Only one message. All those booths visited, all those NDA’s signed with shaky hands and nerves on fire. The message was from a keynote speaker I’d met after a breakout session. It seemed my consultant press badge and mock designs of ‘huge client networks’ had impressed him. It worked.

He used my alias. “Lynda, I’ve emailed you a future roadmap for the key computer networking players to sell into your client infrastructures. These require non-disclosure sign-off….”

I hadn’t listened to what he said before or after this, only the words “future roadmap” stuck in my head. Bingo!

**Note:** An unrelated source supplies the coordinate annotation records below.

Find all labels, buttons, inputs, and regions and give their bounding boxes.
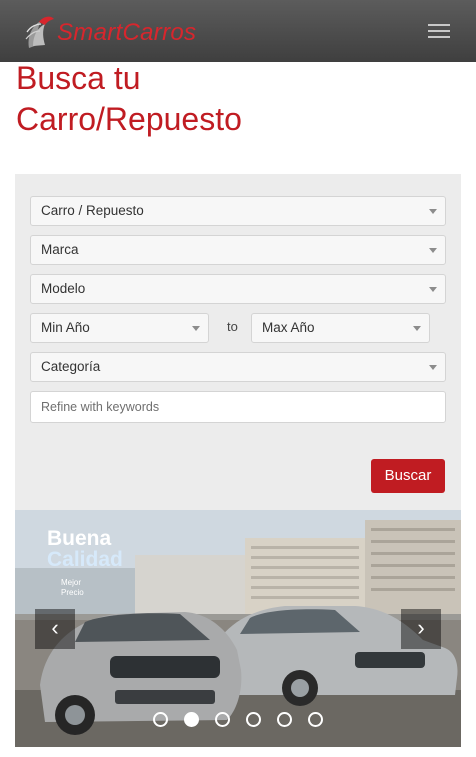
max-year-select-value: Max Año [262,320,315,335]
carousel-indicator-1[interactable] [153,712,168,727]
page-title: Busca tu Carro/Repuesto [16,58,456,140]
page-title-line2: Carro/Repuesto [16,101,242,137]
type-select[interactable]: Carro / Repuesto [30,196,446,226]
search-button[interactable]: Buscar [371,459,445,493]
min-year-select-value: Min Año [41,320,90,335]
logo[interactable]: SmartCarros [20,12,220,52]
carousel-indicator-4[interactable] [246,712,261,727]
carousel-indicators [153,712,333,728]
chevron-left-icon: ‹ [51,615,59,640]
max-year-select[interactable]: Max Año [251,313,430,343]
model-select[interactable]: Modelo [30,274,446,304]
chevron-down-icon [192,326,200,331]
caption-line4: Precio [61,588,84,597]
keywords-input[interactable] [30,391,446,423]
carousel-indicator-6[interactable] [308,712,323,727]
page: SmartCarros Busca tu Carro/Repuesto Carr… [0,0,476,757]
carousel-indicator-2[interactable] [184,712,199,727]
chevron-down-icon [429,287,437,292]
navbar: SmartCarros [0,0,476,62]
brand-name: SmartCarros [57,19,197,46]
search-panel: Carro / Repuesto Marca Modelo Min Año to… [15,174,461,510]
carousel-prev-button[interactable]: ‹ [35,609,75,649]
brand-select[interactable]: Marca [30,235,446,265]
caption-line1: Buena [47,527,112,550]
min-year-select[interactable]: Min Año [30,313,209,343]
type-select-value: Carro / Repuesto [41,203,144,218]
hamburger-menu-icon[interactable] [420,24,458,46]
chevron-down-icon [413,326,421,331]
brand-select-value: Marca [41,242,79,257]
chevron-down-icon [429,365,437,370]
logo-icon [25,16,54,48]
chevron-down-icon [429,209,437,214]
carousel-caption: Buena Calidad Mejor Precio [47,528,123,598]
caption-line3: Mejor [61,578,82,587]
caption-line2: Calidad [47,548,123,571]
carousel-indicator-3[interactable] [215,712,230,727]
carousel-indicator-5[interactable] [277,712,292,727]
chevron-right-icon: › [417,615,425,640]
chevron-down-icon [429,248,437,253]
year-range-separator: to [227,319,238,334]
page-title-line1: Busca tu [16,60,141,96]
image-carousel[interactable]: Buena Calidad Mejor Precio ‹ › [15,510,461,747]
category-select[interactable]: Categoría [30,352,446,382]
model-select-value: Modelo [41,281,86,296]
category-select-value: Categoría [41,359,101,374]
carousel-next-button[interactable]: › [401,609,441,649]
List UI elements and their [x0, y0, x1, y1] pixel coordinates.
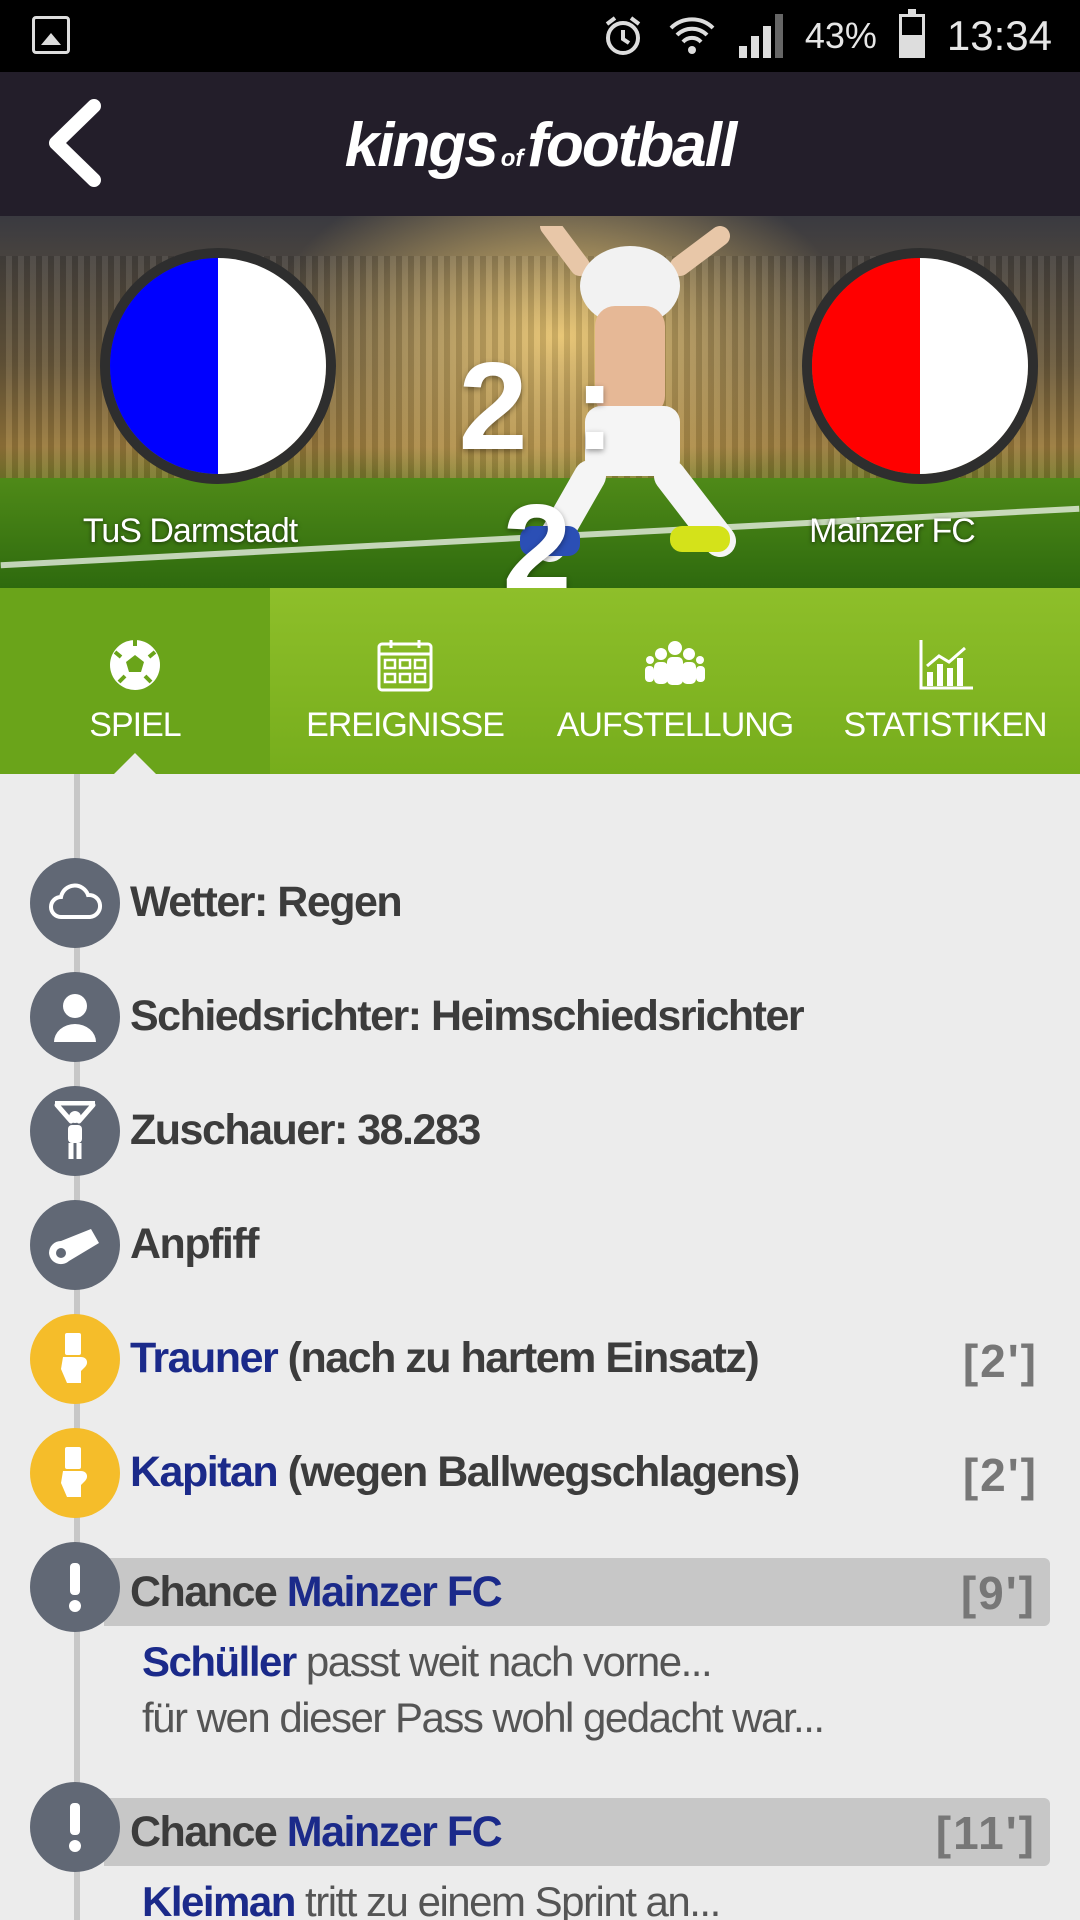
yellow-card-icon: [30, 1314, 120, 1404]
soccer-ball-icon: [110, 640, 160, 690]
cloud-icon: [30, 858, 120, 948]
referee-icon: [30, 972, 120, 1062]
team-icon: [645, 641, 705, 685]
tab-label: STATISTIKEN: [843, 706, 1047, 744]
chance-event-row[interactable]: Chance Mainzer FC [9']: [0, 1542, 1080, 1632]
chance-line: passt weit nach vorne...: [295, 1638, 713, 1685]
match-score: 2 : 2: [458, 338, 622, 588]
tab-spiel[interactable]: SPIEL: [0, 588, 270, 774]
info-row-referee: Schiedsrichter: Heimschiedsrichter: [0, 972, 1080, 1062]
chance-description: Schüller passt weit nach vorne... für we…: [142, 1634, 825, 1746]
status-icons: 43% 13:34: [601, 0, 1052, 72]
info-row-kickoff: Anpfiff: [0, 1200, 1080, 1290]
chance-event-row[interactable]: Chance Mainzer FC [11']: [0, 1782, 1080, 1872]
card-event-row[interactable]: Trauner (nach zu hartem Einsatz) [2']: [0, 1314, 1080, 1404]
info-row-weather: Wetter: Regen: [0, 858, 1080, 948]
event-minute: [2']: [962, 1449, 1038, 1501]
tab-aufstellung[interactable]: AUFSTELLUNG: [540, 588, 810, 774]
home-color-right: [218, 258, 326, 474]
chance-title: Chance Mainzer FC: [130, 1808, 503, 1857]
chart-icon: [919, 640, 973, 690]
kickoff-text: Anpfiff: [130, 1220, 260, 1268]
chance-header: Chance Mainzer FC [9']: [104, 1558, 1050, 1626]
chance-description: Kleiman tritt zu einem Sprint an...: [142, 1874, 721, 1920]
status-bar: 43% 13:34: [0, 0, 1080, 72]
home-team-badge[interactable]: [100, 248, 336, 484]
weather-text: Wetter: Regen: [130, 878, 403, 926]
logo-text-of: of: [500, 145, 524, 172]
battery-percent: 43%: [804, 15, 877, 56]
spectators-text: Zuschauer: 38.283: [130, 1106, 481, 1154]
chance-title: Chance Mainzer FC: [130, 1568, 503, 1617]
match-header: 2 : 2 TuS Darmstadt Mainzer FC: [0, 216, 1080, 588]
card-reason: (nach zu hartem Einsatz): [277, 1334, 760, 1382]
tab-ereignisse[interactable]: EREIGNISSE: [270, 588, 540, 774]
exclamation-icon: [30, 1542, 120, 1632]
app-bar: kings offootball: [0, 72, 1080, 216]
battery-icon: [898, 9, 925, 58]
chance-team[interactable]: Mainzer FC: [287, 1808, 503, 1856]
card-event-text: Kapitan (wegen Ballwegschlagens): [130, 1448, 801, 1497]
tab-label: EREIGNISSE: [306, 706, 505, 744]
match-feed: Wetter: Regen Schiedsrichter: Heimschied…: [0, 774, 1080, 1920]
event-minute: [11']: [935, 1807, 1036, 1859]
whistle-icon: [30, 1200, 120, 1290]
chance-line: tritt zu einem Sprint an...: [294, 1878, 721, 1920]
chance-label: Chance: [130, 1568, 287, 1616]
chance-line: für wen dieser Pass wohl gedacht war...: [142, 1694, 825, 1741]
away-color-left: [812, 258, 920, 474]
home-team-name[interactable]: TuS Darmstadt: [40, 512, 340, 551]
fan-icon: [30, 1086, 120, 1176]
yellow-card-icon: [30, 1428, 120, 1518]
home-color-left: [110, 258, 218, 474]
away-team-badge[interactable]: [802, 248, 1038, 484]
referee-text: Schiedsrichter: Heimschiedsrichter: [130, 992, 805, 1040]
chance-header: Chance Mainzer FC [11']: [104, 1798, 1050, 1866]
card-event-text: Trauner (nach zu hartem Einsatz): [130, 1334, 760, 1383]
card-event-row[interactable]: Kapitan (wegen Ballwegschlagens) [2']: [0, 1428, 1080, 1518]
player-name[interactable]: Trauner: [130, 1334, 279, 1382]
player-name[interactable]: Schüller: [142, 1638, 297, 1685]
wifi-icon: [669, 17, 715, 54]
away-color-right: [920, 258, 1028, 474]
match-tabs: SPIEL EREIGNISSE AUFSTELLUNG STATISTIKEN: [0, 588, 1080, 774]
gallery-notification-icon: [32, 16, 70, 54]
info-row-spectators: Zuschauer: 38.283: [0, 1086, 1080, 1176]
player-name[interactable]: Kapitan: [130, 1448, 279, 1496]
tab-statistiken[interactable]: STATISTIKEN: [810, 588, 1080, 774]
tab-label: AUFSTELLUNG: [556, 706, 795, 744]
chance-label: Chance: [130, 1808, 287, 1856]
signal-icon: [738, 14, 783, 58]
card-reason: (wegen Ballwegschlagens): [277, 1448, 801, 1496]
tab-label: SPIEL: [89, 706, 181, 744]
away-team-name[interactable]: Mainzer FC: [742, 512, 1042, 551]
calendar-icon: [377, 640, 433, 692]
event-minute: [9']: [960, 1567, 1036, 1619]
alarm-icon: [605, 16, 641, 55]
app-logo: kings offootball: [0, 110, 1080, 181]
logo-text-kings: kings: [344, 111, 499, 180]
clock: 13:34: [946, 12, 1052, 59]
logo-text-football: football: [527, 111, 737, 180]
player-name[interactable]: Kleiman: [142, 1878, 296, 1920]
exclamation-icon: [30, 1782, 120, 1872]
event-minute: [2']: [962, 1335, 1038, 1387]
chance-team[interactable]: Mainzer FC: [287, 1568, 503, 1616]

I opened the attachment and at first, couldn’t see anything but overwhelming words. I stood and stretched, stepping back. I turn and stared at the screen from across the room and saw a pattern that pulled me in. “Perception becomes reality,” we’d say in every meeting. Now I knew what it meant.

Gathering competitive intelligence can be like a pointillist painting. At first glance, nothing makes sense. It’s a bunch of dots. You can’t see the story the artist is trying to show you. But from a few feet away, the “painting” goes from colorful smudges to clarity.

Suddenly I could see our top three competitive rivals with a minimum of brushstrokes—beyond unreleased products. A perfectly formed picture with source code, design plans, proprietary algorithms, and more.

The risk of working undercover could cost us our jobs. But it was well worth the reward. After all, this is the way the high-tech world is run. The more money involved, the less squeamish I felt. A girl has gotta live.

I was Queen of the information-superhighway. That amazing Estate Cab will be making its way to my apartment to celebrate tonight.